A muttering black cloak emerged from underneath the table and scuttled off to the side as the taller figure let the books subside with a heavy thump onto its upper surface. The top of the cloak's hood was barely higher than the level of the tabletop, revealing that working under the table was no serious inconvenience to its wearer. "Job did take I not with sole purpose furniture to arrange," said the mutterer.
A third being, this one human, had been sitting at the table in question trying desperately to remain engrossed in deciphering a letter. This being looked up from the heap of netted books which had just entombed said letter to a depth precluding immediate recovery. "What was that, Haddo?" he said, with an air of resigned disorientation.
"The matter on which Master Haddo was commenting," said the green-skinned one, stretching out his kinked arms, "was that of the purely menial activities to which our employment with you has led us of late."
"Plainly can speak for myself I," Haddo croaked. "Intercessor for need nil is." The hood swiveled to peer accusingly upward, revealing a continued expanse of fuliginous black broken only by two glowing orange sparks at around the right position for eyes. "Speaks yet Wroclaw truth."
"Oh, come on now," said the man at the table. "You know the situation. You know I'm not real fond of it myself."
"Yet sit you table at," said Haddo, "while heavy bundles drag we."

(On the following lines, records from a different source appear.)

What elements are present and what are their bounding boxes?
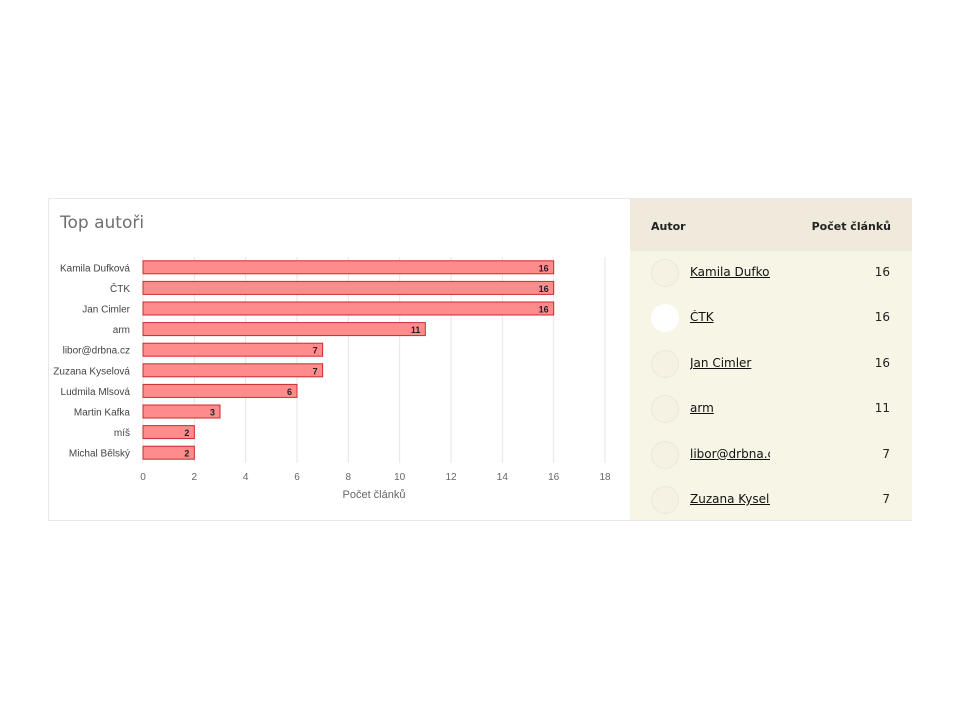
bar[interactable] (142, 260, 555, 275)
article-count: 16 (874, 310, 890, 325)
bar[interactable] (142, 363, 324, 378)
author-link[interactable]: Jan Cimler (690, 355, 752, 370)
author-link[interactable]: libor@drbna.cz (690, 446, 770, 461)
y-category-label: libor@drbna.cz (63, 346, 130, 357)
bar[interactable] (142, 280, 555, 295)
authors-table: Autor Počet článků Kamila Dufková 16 ČTK 16… (630, 199, 912, 520)
bar[interactable] (142, 425, 195, 440)
y-category-label: Martin Kafka (74, 408, 131, 419)
author-link[interactable]: Kamila Dufková (690, 265, 770, 279)
table-row: libor@drbna.cz 7 (630, 433, 912, 478)
author-link[interactable]: Zuzana Kyselová (690, 492, 770, 506)
data-label: 16 (539, 305, 549, 315)
x-tick-label: 8 (346, 472, 352, 483)
x-tick-label: 12 (445, 472, 457, 483)
x-tick-label: 16 (548, 472, 560, 483)
table-row: ČTK 16 (630, 296, 912, 341)
bar[interactable] (142, 383, 298, 398)
bar-chart: 0 2 4 6 8 10 12 14 16 18 Kamila Dufková 16 ČTK 16 Jan … (53, 257, 611, 501)
data-label: 3 (210, 408, 215, 418)
y-category-label: Kamila Dufková (60, 263, 130, 274)
table-row: Kamila Dufková 16 (630, 251, 912, 296)
x-axis-title: Počet článků (343, 489, 406, 501)
bar[interactable] (142, 301, 555, 316)
data-label: 16 (539, 263, 549, 273)
article-count: 7 (882, 446, 890, 461)
avatar (651, 486, 679, 514)
x-tick-label: 14 (497, 472, 509, 483)
y-category-label: míš (114, 428, 130, 439)
column-header-count[interactable]: Počet článků (811, 220, 891, 233)
avatar (651, 440, 679, 469)
data-label: 11 (411, 325, 421, 335)
bar[interactable] (142, 404, 221, 419)
x-tick-label: 4 (243, 472, 249, 483)
table-row: Jan Cimler 16 (630, 342, 912, 387)
author-link[interactable]: arm (690, 401, 714, 416)
data-label: 2 (184, 449, 189, 459)
article-count: 16 (874, 265, 890, 279)
avatar (651, 395, 679, 424)
article-count: 16 (874, 355, 890, 370)
x-tick-label: 0 (140, 472, 146, 483)
data-label: 7 (313, 346, 318, 356)
avatar (651, 304, 679, 333)
bar[interactable] (142, 322, 426, 337)
table-row: Zuzana Kyselová 7 (630, 478, 912, 523)
top-authors-card: Top autoři 0 2 4 6 8 10 12 14 16 18 Kamila Dufková… (48, 198, 912, 521)
y-category-label: arm (113, 325, 130, 336)
author-link[interactable]: ČTK (690, 310, 714, 325)
y-category-label: Michal Bělský (69, 449, 130, 460)
data-label: 16 (539, 284, 549, 294)
data-label: 2 (184, 428, 189, 438)
avatar (651, 349, 679, 378)
article-count: 11 (874, 401, 890, 416)
table-row: arm 11 (630, 387, 912, 432)
avatar (651, 259, 679, 287)
data-label: 7 (313, 366, 318, 376)
bar[interactable] (142, 342, 324, 357)
chart-panel: Top autoři 0 2 4 6 8 10 12 14 16 18 Kamila Dufková… (49, 199, 630, 520)
article-count: 7 (882, 492, 890, 506)
y-category-label: Zuzana Kyselová (53, 366, 130, 377)
column-header-author[interactable]: Autor (651, 220, 686, 233)
bar[interactable] (142, 445, 195, 460)
y-category-label: Jan Cimler (82, 305, 130, 316)
data-label: 6 (287, 387, 292, 397)
y-category-label: ČTK (110, 282, 130, 295)
x-tick-label: 10 (394, 472, 406, 483)
x-tick-label: 18 (599, 472, 611, 483)
x-tick-label: 6 (294, 472, 300, 483)
x-tick-label: 2 (192, 472, 198, 483)
table-header: Autor Počet článků (630, 199, 912, 251)
y-category-label: Ludmila Mlsová (61, 387, 131, 398)
panel-title: Top autoři (60, 213, 145, 233)
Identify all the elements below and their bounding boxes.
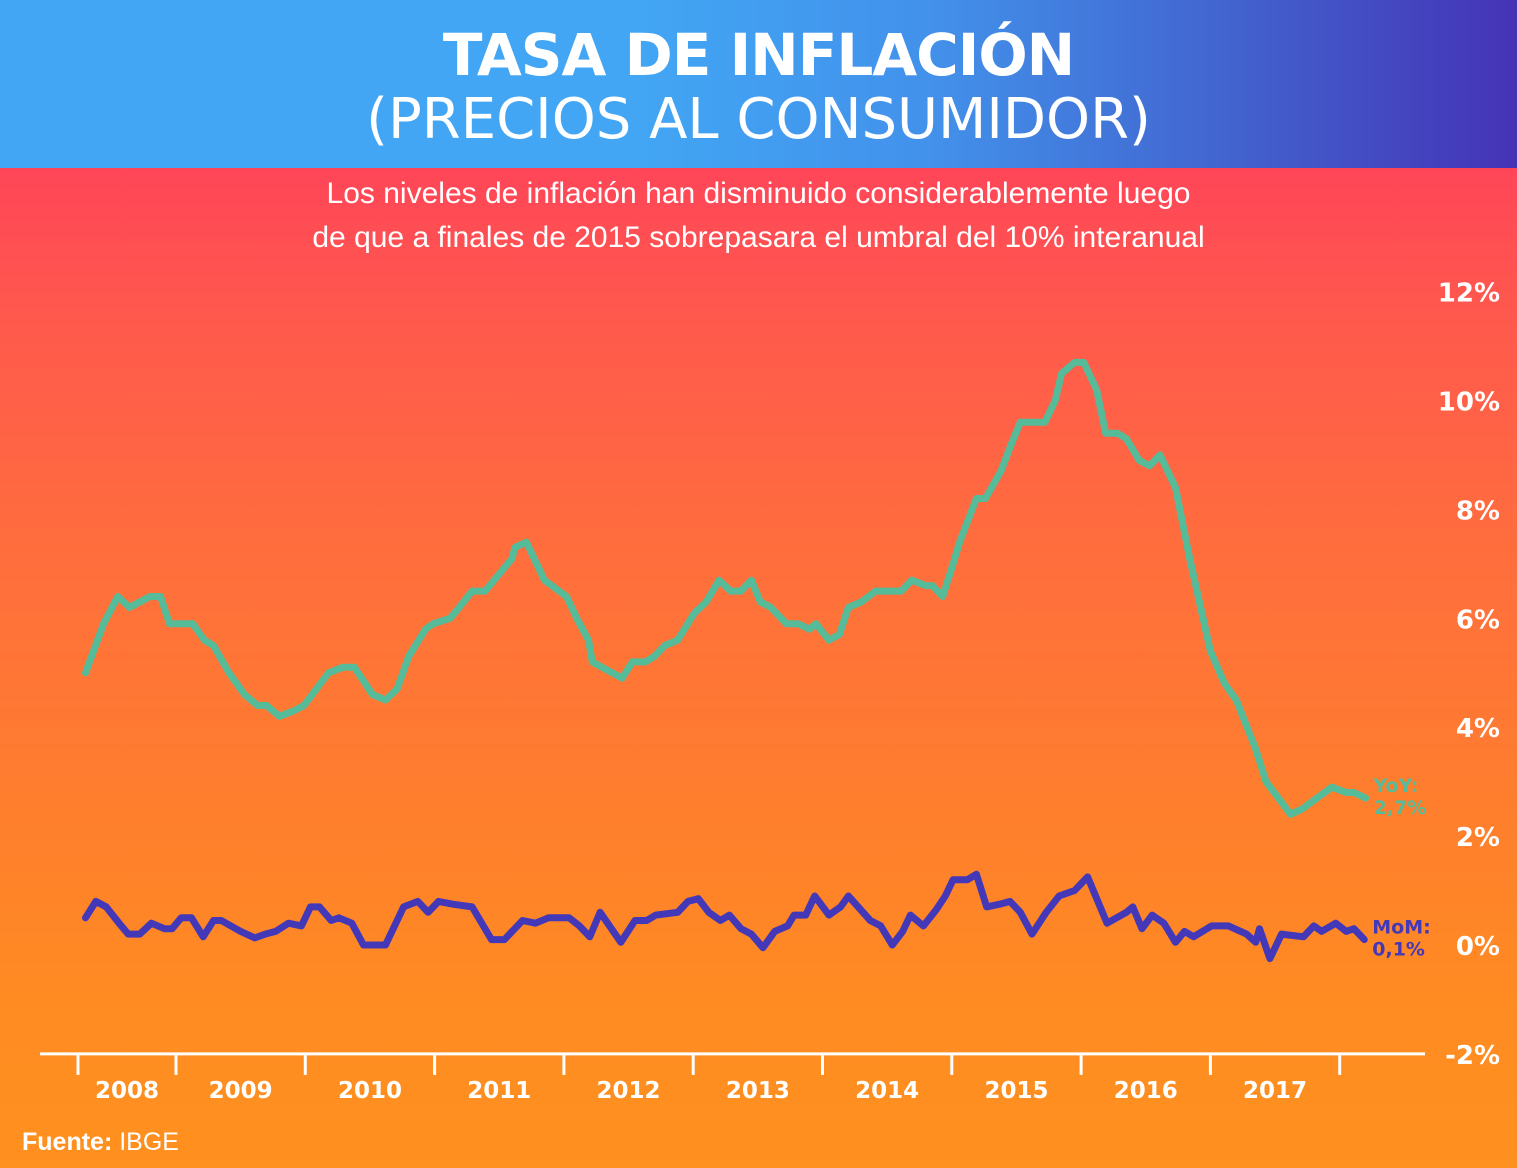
- series-line-yoy: [82, 358, 1370, 818]
- header-banner: TASA DE INFLACIÓN (PRECIOS AL CONSUMIDOR…: [0, 0, 1517, 168]
- y-tick-label: 0%: [1456, 932, 1500, 962]
- x-tick-label: 2011: [467, 1078, 531, 1104]
- x-axis: 2008 2009 2010 2011 2012 2013 2014 2015 2016 2017: [40, 1052, 1425, 1104]
- series-lines: [82, 358, 1370, 963]
- y-tick-label: 10%: [1438, 388, 1500, 418]
- end-value-yoy: 2,7%: [1374, 797, 1427, 819]
- source-label: Fuente:: [22, 1128, 113, 1156]
- y-axis-ticks: 12% 10% 8% 6% 4% 2% 0% -2%: [1438, 279, 1500, 1071]
- y-tick-label: 8%: [1456, 496, 1500, 526]
- y-tick-label: 12%: [1438, 279, 1500, 309]
- chart-title: TASA DE INFLACIÓN: [442, 21, 1075, 89]
- x-tick-label: 2014: [855, 1078, 919, 1104]
- end-label-mom: MoM:: [1372, 917, 1430, 939]
- chart-subtitle: Los niveles de inflación han disminuido …: [0, 172, 1517, 260]
- chart-title-line2: (PRECIOS AL CONSUMIDOR): [366, 87, 1151, 152]
- x-tick-label: 2013: [726, 1078, 790, 1104]
- x-tick-label: 2008: [95, 1078, 159, 1104]
- end-value-mom: 0,1%: [1372, 939, 1425, 961]
- y-tick-label: 2%: [1456, 823, 1500, 853]
- subtitle-line-1: Los niveles de inflación han disminuido …: [326, 177, 1191, 210]
- series-end-labels: YoY:2,7% MoM:0,1%: [1372, 775, 1430, 961]
- x-tick-label: 2017: [1243, 1078, 1307, 1104]
- x-tick-label: 2010: [338, 1078, 402, 1104]
- x-tick-label: 2015: [984, 1078, 1048, 1104]
- x-tick-label: 2009: [209, 1078, 273, 1104]
- y-tick-label: 4%: [1456, 714, 1500, 744]
- y-tick-label: 6%: [1456, 605, 1500, 635]
- series-line-mom: [82, 870, 1368, 963]
- x-tick-label: 2012: [597, 1078, 661, 1104]
- source-value: IBGE: [119, 1128, 179, 1156]
- y-tick-label: -2%: [1445, 1041, 1500, 1071]
- end-label-yoy: YoY:: [1373, 775, 1419, 797]
- x-tick-label: 2016: [1114, 1078, 1178, 1104]
- source-note: Fuente: IBGE: [22, 1128, 179, 1157]
- subtitle-line-2: de que a finales de 2015 sobrepasara el …: [312, 221, 1205, 254]
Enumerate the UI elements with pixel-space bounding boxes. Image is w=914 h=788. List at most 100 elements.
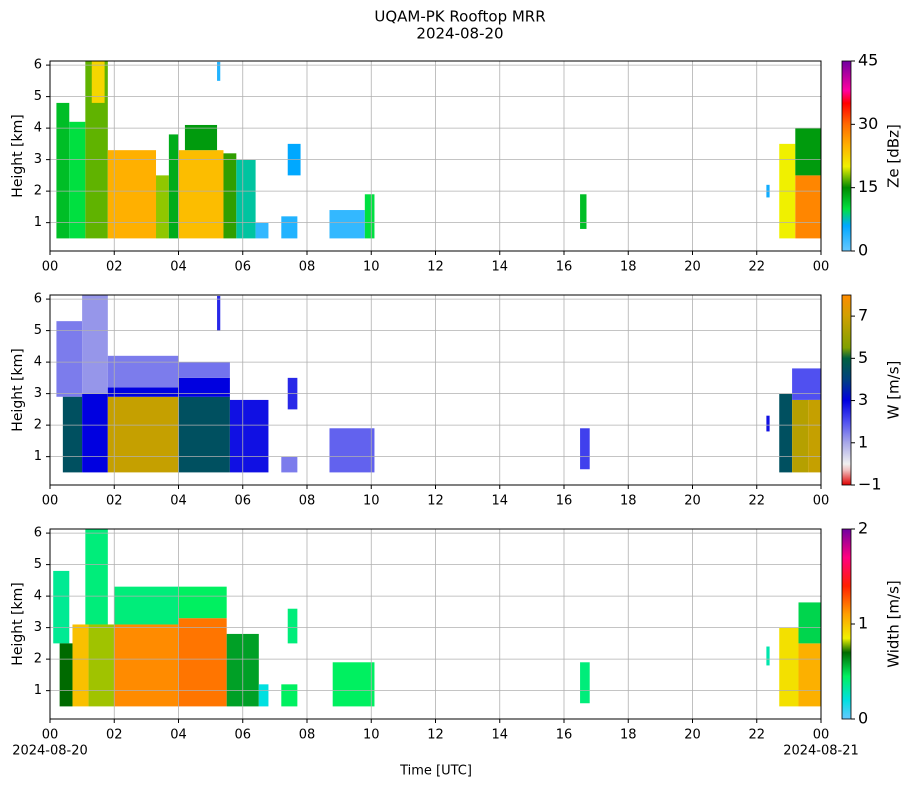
x-tick-label: 22: [748, 494, 765, 509]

"But I'm the boss," the Great Karlini pointed out. "I'm supposed to sit at tables and think. You're supposed to handle things like packing and lifting, that's what I hired you for."
Wroclaw gave a discreet cough. "Not quite true, if I may remind you, sir."
"Said not you, 'For all is one, and for one is all'?" Haddo grumbled indignantly.
"If you don't like the job, Haddo, you're not bound to it," said Karlini. "I don't own you; you're more than welcome to take off and go back to wherever you came from. Where was that, by the way?"
"Hinterlands," said Haddo. "Do not say I, to wish leave I. It the right of civilized beings is all complain to, admit you must."
"Then what do you want, Haddo? You want another raise?"
"Satisfying current contract is. Rightful appreciation wish I, or treatment of equality."